Emeviler döneminde Kuteybe bin Müslim (669-715) adındaki Horasan valisinin yaptıkları bu kitaplarda bütün ayrıntıları ile yer alır. Ancak neredeyse Türk tarihçileri bu utanç yıllarından söz etmez.

Sadece Kuteybe’nin değil, o dönemde Türk yurtlarını fethe çıkan Emevi komutanların yaptıkları, İbn Esir tarihinde onlarca sayfa anlatılır.

İslam Tarihi ve Taberi Tarihi’nde yer alan katliam rakamları abartılı olabilir ama söz konusu kitaplar, bu döneme ilişkin eldeki en sağlıklı bilgileri oluşturuyor.

Kuteybe ve onun gibileri, 100 binden fazla Türkü katletti, 50 binden fazlasını köle ve cariye yaptılar. Şehirlerin bütün varlıkları “cihat” sonucu ele geçtiği için ganimet olarak alınıp götürüldü. Yalnızca Talkan’da 706’da 40 binden fazla Türkün öldürüldüğü anlatılır. Öldürdüğü erkeklerin kellelerini 20 kilometre boyunca yol kenarındaki ağaçlara astırdığı yazılır.

İbn Esir, yazdığı 10 ciltlik tarihinin 4. cildinin 487. Sayfasında “Tâlekân halkına hücum etti ve çok sayıda kimseyi öldürdüğü gibi dört fersah (bir fersah 5,760 metre) boyunca iki sıra halinde pek çok kişiyi de astı” diye anlatır.

Kuteybe, ertesi yıl Curcan’da benzeri bir katliama imza attı. Öldürttüğü on binlerce Türk’ün kanının karıştığı nehirler günlerce kan renginde aktı. Emevi komutanın Türkistan’daki mottosu, “Her bir Türk kellesi getirene 100 dirhem.” idi.

Bu Emevi katliamcısı Vali Kuteybe, 716 yılında kendi komutanları tarafından öldürülerek katliamları sona erdirilmiş oldu. Kimi tarihçiler, Kuteybe’nin Emevilerin Doğu Valisi Haccac’ın beklentileri yüzünden katliamlara giriştiğini yazar.

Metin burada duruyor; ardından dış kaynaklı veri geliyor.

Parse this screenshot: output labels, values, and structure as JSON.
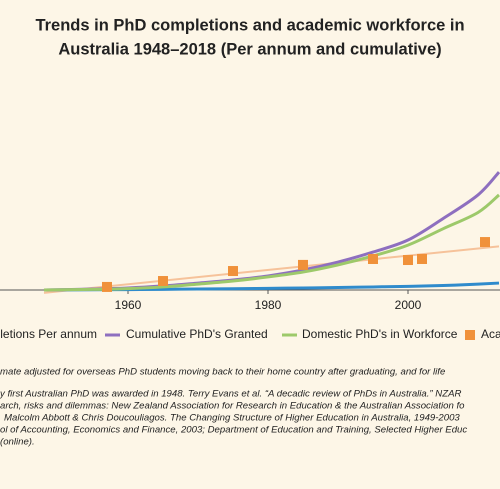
{
  "chart_data": {
    "type": "line",
    "title_lines": [
      "Trends in PhD completions and academic workforce in",
      "Australia 1948–2018 (Per annum and cumulative)"
    ],
    "x": [
      1948,
      1955,
      1960,
      1965,
      1970,
      1975,
      1980,
      1985,
      1990,
      1995,
      2000,
      2005,
      2010,
      2013
    ],
    "series": [
      {
        "name": "PhD Completions Per annum",
        "color": "#2f8bcc",
        "values": [
          0,
          0.1,
          0.2,
          0.3,
          0.5,
          0.6,
          0.8,
          1,
          1.2,
          1.5,
          1.8,
          2.2,
          2.9,
          3.4
        ]
      },
      {
        "name": "Cumulative PhD's Granted",
        "color": "#8e6fbf",
        "values": [
          0,
          0.5,
          1,
          2,
          3.4,
          4.9,
          6.9,
          9.8,
          13.7,
          18.6,
          24.5,
          35,
          46.6,
          57.8
        ]
      },
      {
        "name": "Domestic PhD's in Workforce",
        "color": "#9dc96a",
        "values": [
          0,
          0.3,
          0.7,
          1.5,
          2.9,
          4.4,
          6.4,
          8.8,
          12.3,
          16.7,
          22,
          30,
          38,
          46.6
        ]
      }
    ],
    "scatter_series": {
      "name": "Academic Workforce",
      "color": "#f0913a",
      "trend_color": "#f6c29a",
      "x": [
        1957,
        1965,
        1975,
        1985,
        1995,
        2000,
        2002,
        2011
      ],
      "values": [
        1.5,
        4.4,
        9.3,
        12.3,
        15.2,
        14.7,
        15.2,
        23.5
      ]
    },
    "xlim": [
      1942,
      2013
    ],
    "xticks": [
      1960,
      1980,
      2000
    ],
    "ylim": [
      0,
      100
    ],
    "notes": [
      "mate adjusted for overseas PhD students moving back to their home country after graduating, and for life",
      "y first Australian PhD was awarded in 1948. Terry Evans et al. “A decadic review of PhDs in Australia.” NZAR",
      "arch, risks and dilemmas: New Zealand Association for Research in Education & the Australian Association fo",
      "Malcolm Abbott & Chris Doucouliagos. The Changing Structure of Higher Education in Australia, 1949-2003",
      "ol of Accounting, Economics and Finance, 2003; Department of Education and Training, Selected Higher Educ",
      "(online)."
    ]
  }
}
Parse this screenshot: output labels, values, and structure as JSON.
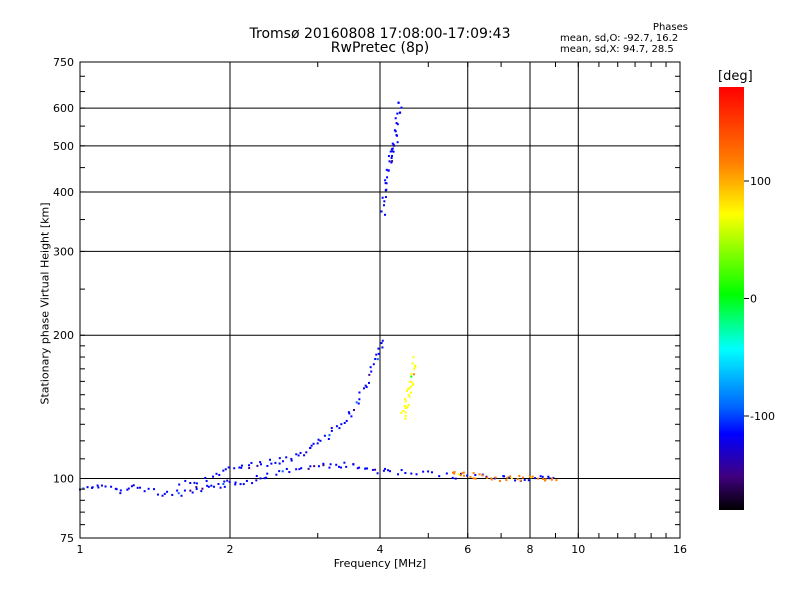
{
  "chart_data": {
    "type": "scatter",
    "title": "Tromsø 20160808 17:08:00-17:09:43",
    "subtitle": "RwPretec (8p)",
    "xlabel": "Frequency [MHz]",
    "ylabel": "Stationary phase Virtual Height [km]",
    "x_scale": "log",
    "y_scale": "log",
    "xlim": [
      1,
      16
    ],
    "ylim": [
      75,
      750
    ],
    "x_ticks": [
      1,
      2,
      4,
      6,
      8,
      10,
      16
    ],
    "y_ticks": [
      75,
      100,
      200,
      300,
      400,
      500,
      600,
      750
    ],
    "grid": true,
    "phase_stats": {
      "heading": "Phases",
      "o_line": "mean, sd,O: -92.7, 16.2",
      "x_line": "mean, sd,X: 94.7, 28.5"
    },
    "colorbar": {
      "label": "[deg]",
      "ticks": [
        100,
        0,
        -100
      ],
      "range": [
        -180,
        180
      ],
      "colors": [
        "#000000",
        "#400080",
        "#0000ff",
        "#0060ff",
        "#00ffff",
        "#00ff00",
        "#ffff00",
        "#ff8000",
        "#ff0000"
      ]
    },
    "traces": [
      {
        "name": "",
        "phase": -95,
        "x": [
          1.0,
          1.1,
          1.2,
          1.3,
          1.45,
          1.6,
          1.75,
          1.9,
          2.0,
          2.2,
          2.4,
          2.7,
          3.0,
          3.3,
          3.6,
          3.9,
          4.3,
          5.0,
          5.8,
          7.0,
          8.0,
          9.0
        ],
        "y": [
          95,
          97,
          94,
          96,
          93,
          93,
          95,
          96,
          98,
          99,
          102,
          104,
          106,
          107,
          106,
          104,
          103,
          102,
          101,
          100,
          100,
          100
        ]
      },
      {
        "name": "",
        "phase": -95,
        "x": [
          1.6,
          1.8,
          2.0,
          2.2,
          2.4,
          2.6,
          2.8,
          3.0,
          3.2,
          3.4,
          3.6,
          3.8,
          3.95,
          4.05
        ],
        "y": [
          97,
          100,
          104,
          106,
          108,
          110,
          113,
          118,
          125,
          133,
          145,
          160,
          180,
          195
        ]
      },
      {
        "name": "",
        "phase": -100,
        "x": [
          4.05,
          4.1,
          4.15,
          4.2,
          4.25,
          4.3,
          4.35,
          4.4
        ],
        "y": [
          360,
          400,
          440,
          470,
          490,
          520,
          570,
          620
        ]
      },
      {
        "name": "",
        "phase": 95,
        "x": [
          4.45,
          4.5,
          4.55,
          4.6,
          4.65,
          4.7
        ],
        "y": [
          135,
          140,
          148,
          155,
          165,
          178
        ]
      },
      {
        "name": "",
        "phase": 130,
        "x": [
          5.6,
          5.9,
          6.3,
          7.0,
          7.6,
          8.3,
          9.0
        ],
        "y": [
          103,
          102,
          101,
          100,
          100,
          100,
          100
        ]
      }
    ]
  }
}
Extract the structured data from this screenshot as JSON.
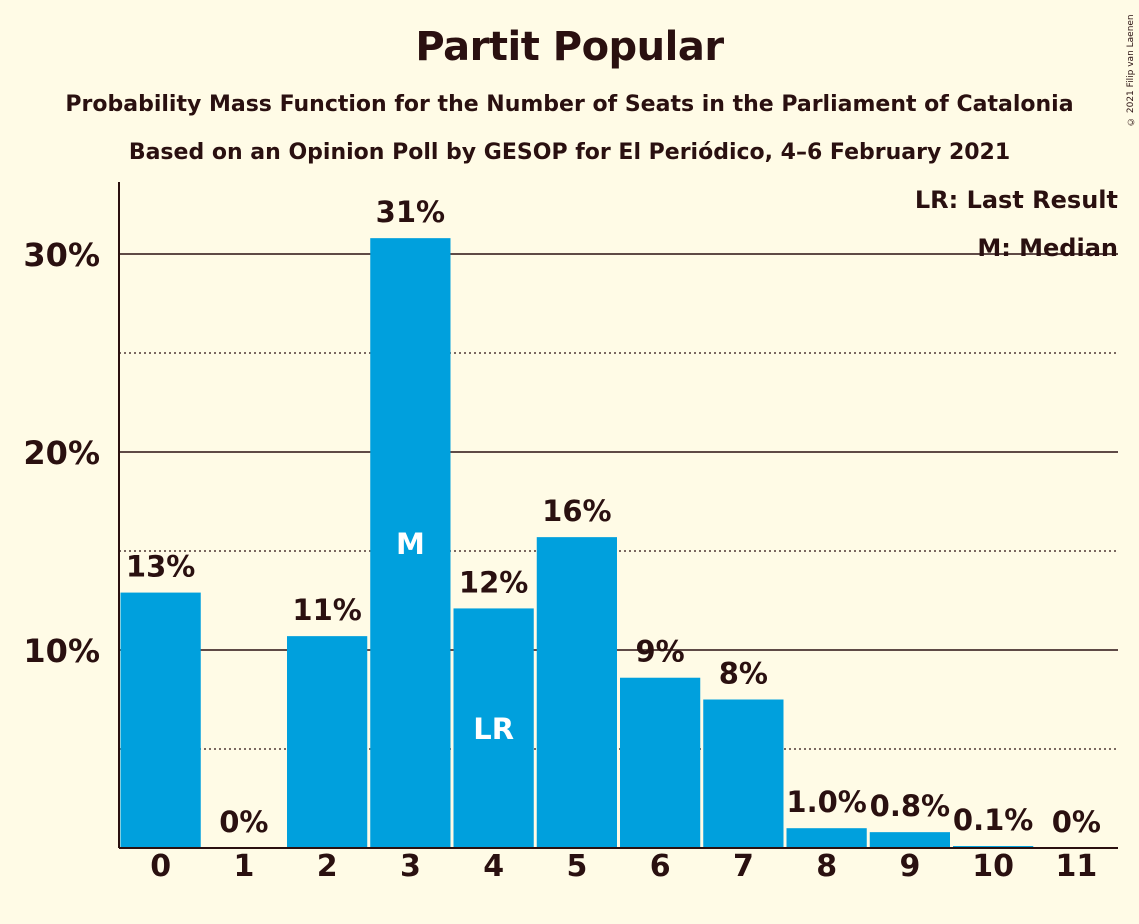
{
  "title": "Partit Popular",
  "subtitle": "Probability Mass Function for the Number of Seats in the Parliament of Catalonia",
  "subtitle2": "Based on an Opinion Poll by GESOP for El Periódico, 4–6 February 2021",
  "copyright": "© 2021 Filip van Laenen",
  "colors": {
    "bar": "#00a0dd",
    "background": "#fffbe6",
    "text": "#2a1010"
  },
  "chart_data": {
    "type": "bar",
    "categories": [
      "0",
      "1",
      "2",
      "3",
      "4",
      "5",
      "6",
      "7",
      "8",
      "9",
      "10",
      "11"
    ],
    "values": [
      12.9,
      0,
      10.7,
      30.8,
      12.1,
      15.7,
      8.6,
      7.5,
      1.0,
      0.8,
      0.1,
      0
    ],
    "value_labels": [
      "13%",
      "0%",
      "11%",
      "31%",
      "12%",
      "16%",
      "9%",
      "8%",
      "1.0%",
      "0.8%",
      "0.1%",
      "0%"
    ],
    "bar_markers": {
      "3": "M",
      "4": "LR"
    },
    "ylim": [
      0,
      33.5
    ],
    "yticks": [
      10,
      20,
      30
    ],
    "ytick_labels": [
      "10%",
      "20%",
      "30%"
    ],
    "minor_gridlines": [
      5,
      15,
      25
    ],
    "legend": [
      "LR: Last Result",
      "M: Median"
    ],
    "legend_position": "top-right",
    "xlabel": "",
    "ylabel": ""
  }
}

Ne var ki buraya özetin özetini bile yansıtmadığım katliamlara ilişkin ne genel tarih kitaplarında ne de ders kitaplarında bir cümle yer alır.

İslam tarihinin pek çok alanı sansürlü olduğu gibi Türk tarihinin de Araplarla ilişkilerin ilk dönemleri kalın bir sis perdesinin altında durur.

Bu kalın sisi kaldırmak ne Türk milliyetçilerinin işine geliyor ne de İslamcıların.

Siyasi liderler, ekonomik gücü elinde bulundurmak için her dönem buna bir kılıf buluyorlar. İnsanları en değer verdikleri noktalardan yakalamalılar ki onları ölüme götürüp üzerine kendi zaferini ilan edebilsin.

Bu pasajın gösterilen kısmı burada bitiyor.